Este Outro convidava o homem a erguer a cabeça para cima do redemoinho dos ciclos e enxergar a singularidade do momento, do Criador e dele mesmo. Convidava-o a navegar com ele por cima das ondas circulares rumo a um destino e um propósito e um fim.
Na época essa idéia era uma tremenda novidade. E alguns, curiosamente, acreditaram.
Blaise Pascal observou certa vez que o Deus da Bíblia é o “Deus de Abraão, de Isaque e de Jacó”, não o Deus dos filósofos e dos sábios. “Isso é verdade no sentido de que a fé bíblica é, para perplexidade e escândalo de muitos filósofos, de caráter fundamentalmente histórico.

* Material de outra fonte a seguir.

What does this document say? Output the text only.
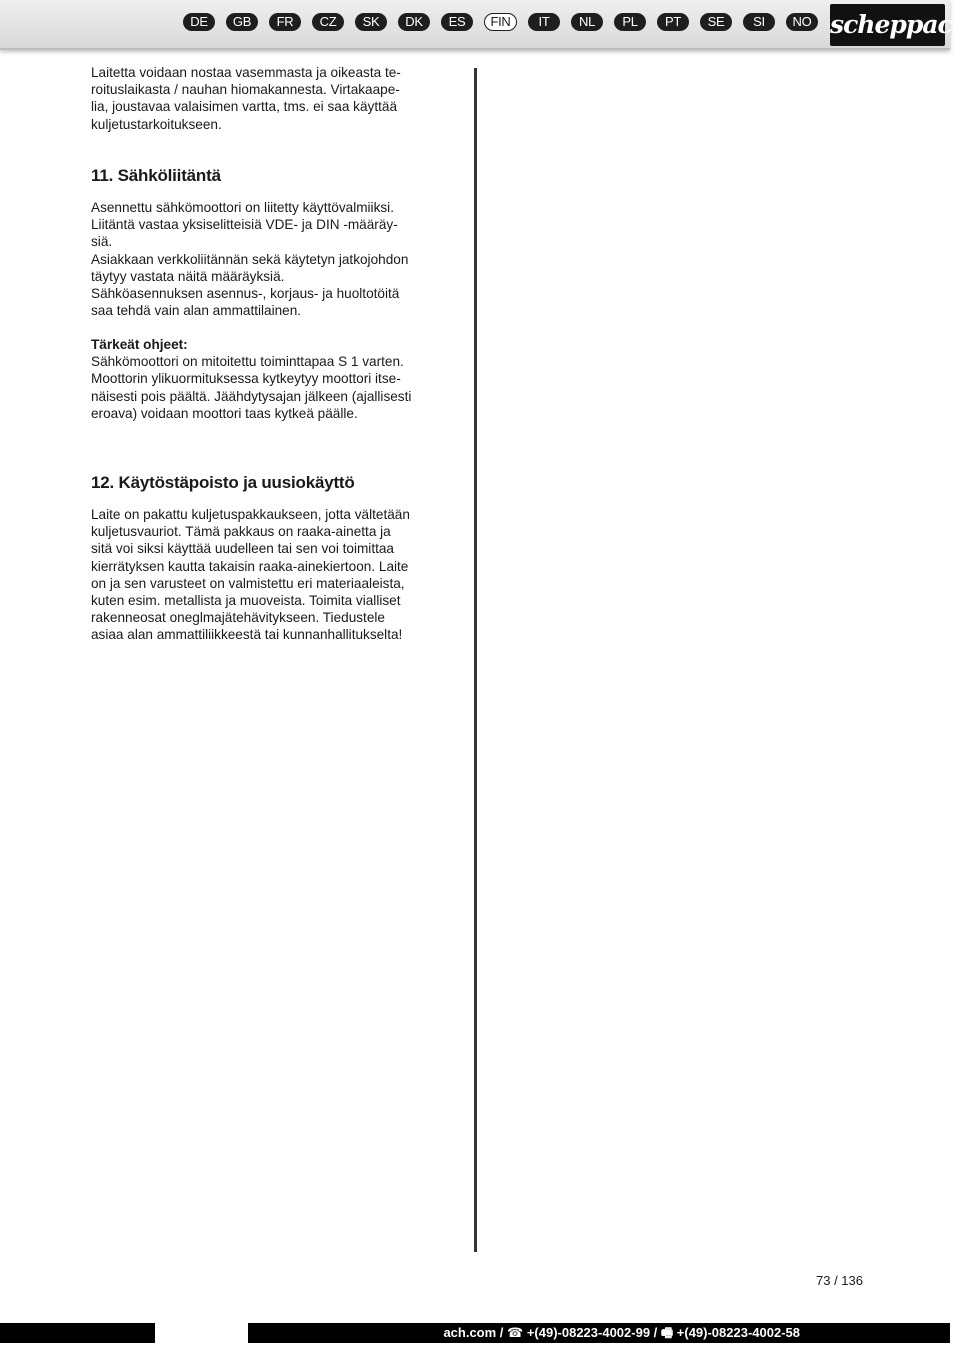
DE	GB	FR	CZ	SK	DK	ES	FIN	IT	NL	PL	PT	SE	SI	NO scheppach

Laitetta voidaan nostaa vasemmasta ja oikeasta te-

roituslaikasta / nauhan hiomakannesta. Virtakaape-

lia, joustavaa valaisimen vartta, tms. ei saa käyttää

kuljetustarkoitukseen.

11. Sähköliitäntä

Asennettu sähkömoottori on liitetty käyttövalmiiksi.

Liitäntä vastaa yksiselitteisiä VDE- ja DIN -määräy-

siä.

Asiakkaan verkkoliitännän sekä käytetyn jatkojohdon

täytyy vastata näitä määräyksiä.

Sähköasennuksen asennus-, korjaus- ja huoltotöitä

saa tehdä vain alan ammattilainen.

Tärkeät ohjeet:

Sähkömoottori on mitoitettu toiminttapaa S 1 varten.

Moottorin ylikuormituksessa kytkeytyy moottori itse-

näisesti pois päältä. Jäähdytysajan jälkeen (ajallisesti

eroava) voidaan moottori taas kytkeä päälle.

12. Käytöstäpoisto ja uusiokäyttö

Laite on pakattu kuljetuspakkaukseen, jotta vältetään

kuljetusvauriot. Tämä pakkaus on raaka-ainetta ja

sitä voi siksi käyttää uudelleen tai sen voi toimittaa

kierrätyksen kautta takaisin raaka-ainekiertoon. Laite

on ja sen varusteet on valmistettu eri materiaaleista,

kuten esim. metallista ja muoveista. Toimita vialliset

rakenneosat oneglmajätehävitykseen. Tiedustele

asiaa alan ammattiliikkeestä tai kunnanhallitukselta!

73 / 136
ach.com / ☎ +(49)-08223-4002-99 / 🖷 +(49)-08223-4002-58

Suas doutrinas são realidades e eventos históricos, não valores abstratos ou idéias existindo num reino atemporal”. 1
Dois mil anos depois de Abraão, o judeu Jesus era completamente imbuído desse senso de singularidade histórica. Tudo que ele disse e fez pressupunha a responsabilidade individual, tanto a dele quanto dos outros; a mensagem do Reino trazia embutida em si um plano, uma iniciativa, um rumo, uma urgência e um destino. Por trás da cortina de fumaça dos ciclos, garantia Jesus, havia um Outro que correspondia a todos e cada um. E esse se importava.